Markets down in Jan, but most cheerful in months

Written by Reuters | Singapore | Updated: Feb 1 2009, 04:01am hrs
Commodity markets steadied on Friday, heading for their strongest performance since mid-2008 despite month-on-month falls in several markets, in the first signs of possible consolidation after hefty losses in 2008. London copper futures, up 4.4% so far in January, are heading for their first monthly rise since June 2008, while the Reuters/Jefferies CRB index, down 4.1% in January, is on course for its smallest fall since June, 2008. Oil has fallen almost 7% in January, its most positive showing since August, while gold has scored around a 3% gain after rising 8% in December.

The second half of 2008 saw some very weak performances across commodities. Prices came down so far and fast that it doesn't take a strong reason for market participants to look for a period of consolidation, Barclays Capital analyst Yingxi Yu said.
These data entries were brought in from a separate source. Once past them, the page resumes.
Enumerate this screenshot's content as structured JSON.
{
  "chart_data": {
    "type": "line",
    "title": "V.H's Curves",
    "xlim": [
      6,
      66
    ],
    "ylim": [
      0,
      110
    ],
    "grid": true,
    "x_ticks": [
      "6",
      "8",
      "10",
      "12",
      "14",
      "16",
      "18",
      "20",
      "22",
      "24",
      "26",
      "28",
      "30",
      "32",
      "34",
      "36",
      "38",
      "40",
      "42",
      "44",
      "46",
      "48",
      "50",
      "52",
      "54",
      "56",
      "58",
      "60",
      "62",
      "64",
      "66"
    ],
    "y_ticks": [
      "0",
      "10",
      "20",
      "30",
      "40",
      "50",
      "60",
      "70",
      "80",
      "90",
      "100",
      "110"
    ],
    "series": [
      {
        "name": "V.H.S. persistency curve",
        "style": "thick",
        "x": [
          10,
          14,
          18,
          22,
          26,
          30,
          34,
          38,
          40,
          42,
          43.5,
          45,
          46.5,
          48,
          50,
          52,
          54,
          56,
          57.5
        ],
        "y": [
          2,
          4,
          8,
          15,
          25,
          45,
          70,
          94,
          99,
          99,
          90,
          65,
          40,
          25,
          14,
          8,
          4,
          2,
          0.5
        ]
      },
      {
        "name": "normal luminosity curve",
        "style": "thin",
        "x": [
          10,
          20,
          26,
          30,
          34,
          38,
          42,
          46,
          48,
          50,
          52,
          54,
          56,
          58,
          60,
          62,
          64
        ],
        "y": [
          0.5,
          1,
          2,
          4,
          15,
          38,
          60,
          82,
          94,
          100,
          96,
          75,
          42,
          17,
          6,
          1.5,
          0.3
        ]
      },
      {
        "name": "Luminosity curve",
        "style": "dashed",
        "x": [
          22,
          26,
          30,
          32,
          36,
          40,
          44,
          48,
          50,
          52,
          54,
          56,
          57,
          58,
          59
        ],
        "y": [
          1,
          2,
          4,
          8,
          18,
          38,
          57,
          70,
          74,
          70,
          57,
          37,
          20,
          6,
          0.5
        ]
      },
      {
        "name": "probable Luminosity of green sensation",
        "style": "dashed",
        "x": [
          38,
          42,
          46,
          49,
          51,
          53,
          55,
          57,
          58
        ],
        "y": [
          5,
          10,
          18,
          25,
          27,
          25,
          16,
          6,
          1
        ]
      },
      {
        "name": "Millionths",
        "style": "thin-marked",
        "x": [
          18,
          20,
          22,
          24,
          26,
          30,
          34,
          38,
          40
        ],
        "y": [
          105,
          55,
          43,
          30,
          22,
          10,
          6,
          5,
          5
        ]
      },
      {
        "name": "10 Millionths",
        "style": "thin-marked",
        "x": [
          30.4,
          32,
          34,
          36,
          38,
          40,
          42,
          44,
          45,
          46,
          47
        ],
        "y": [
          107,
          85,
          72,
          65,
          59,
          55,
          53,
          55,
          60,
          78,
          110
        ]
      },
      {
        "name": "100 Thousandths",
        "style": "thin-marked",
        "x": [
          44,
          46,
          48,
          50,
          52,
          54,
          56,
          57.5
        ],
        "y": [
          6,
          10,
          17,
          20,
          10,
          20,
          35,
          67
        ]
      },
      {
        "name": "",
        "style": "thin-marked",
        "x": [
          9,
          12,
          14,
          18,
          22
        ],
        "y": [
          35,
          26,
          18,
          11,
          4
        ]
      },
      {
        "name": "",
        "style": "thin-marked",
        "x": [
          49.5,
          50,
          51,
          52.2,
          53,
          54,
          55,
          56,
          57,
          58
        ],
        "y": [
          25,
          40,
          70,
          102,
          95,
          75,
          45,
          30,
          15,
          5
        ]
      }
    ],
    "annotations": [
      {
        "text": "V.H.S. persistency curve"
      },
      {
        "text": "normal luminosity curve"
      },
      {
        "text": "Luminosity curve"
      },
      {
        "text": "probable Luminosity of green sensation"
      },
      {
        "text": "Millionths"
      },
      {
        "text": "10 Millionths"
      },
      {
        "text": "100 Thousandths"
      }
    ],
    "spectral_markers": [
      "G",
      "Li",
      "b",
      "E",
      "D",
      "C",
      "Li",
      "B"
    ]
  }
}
The duration of this consolidation period will vary from commodity to commodity. Precious metals and agricultural products will outperform base metals and energy in the first-half, she said. But Yu said that if the global economy bottomed out in the second half, industrial raw materials would follow it higher.

Investors are preoccupied with macro-economic data, more specifically, the release of advance US fourth-quarter gross domestic product data due later in the day. Thursday's dismal figures record US jobless rates, an all-time low for sales of new US single-family homes and a fifth monthly decline in durable manufactured goods orders all weighed on markets.Ballooning inventories continue to worry investors.

Shrinking demand for fuel has contributed to the biggest four-month build-up in US crude stockpiles since 1990, while stocks at London Metal Exchange copper jumped 22,750 tonne, the biggest single-day rise since August 2004, to 477,675 tonne. By 0710 GMT, US crude rose 15 cents a barrel at $41.59, off an intraday low of $41.31.

The risk is still clearly on the downside. The economic data is going to confirm that things are still slowing down, said Mark Pervan, senior commodity strategist at ANZ Bank in Melbourne. Oils big Achilles heel is the US market, and thats going to continue to weigh on prices. LME copper for delivery in three months dropped $19 or 0.6% to $3,221 a tonne.

Worries about shrinking demand from China, the world's largest consumer of industrial metals, also weighed on prices. The world's third-largest economy is expected to grow between 7% - 8% in 2009, the World Bank's chief economist said on Wednesday, compared with the 9%-pace for 2008 which was the slowest in seven years.

Gold edged down as speculators booked profits after prices rallied more than 2% the previous day, but buying interest from investors remained strong, with ETF holdings hitting another record.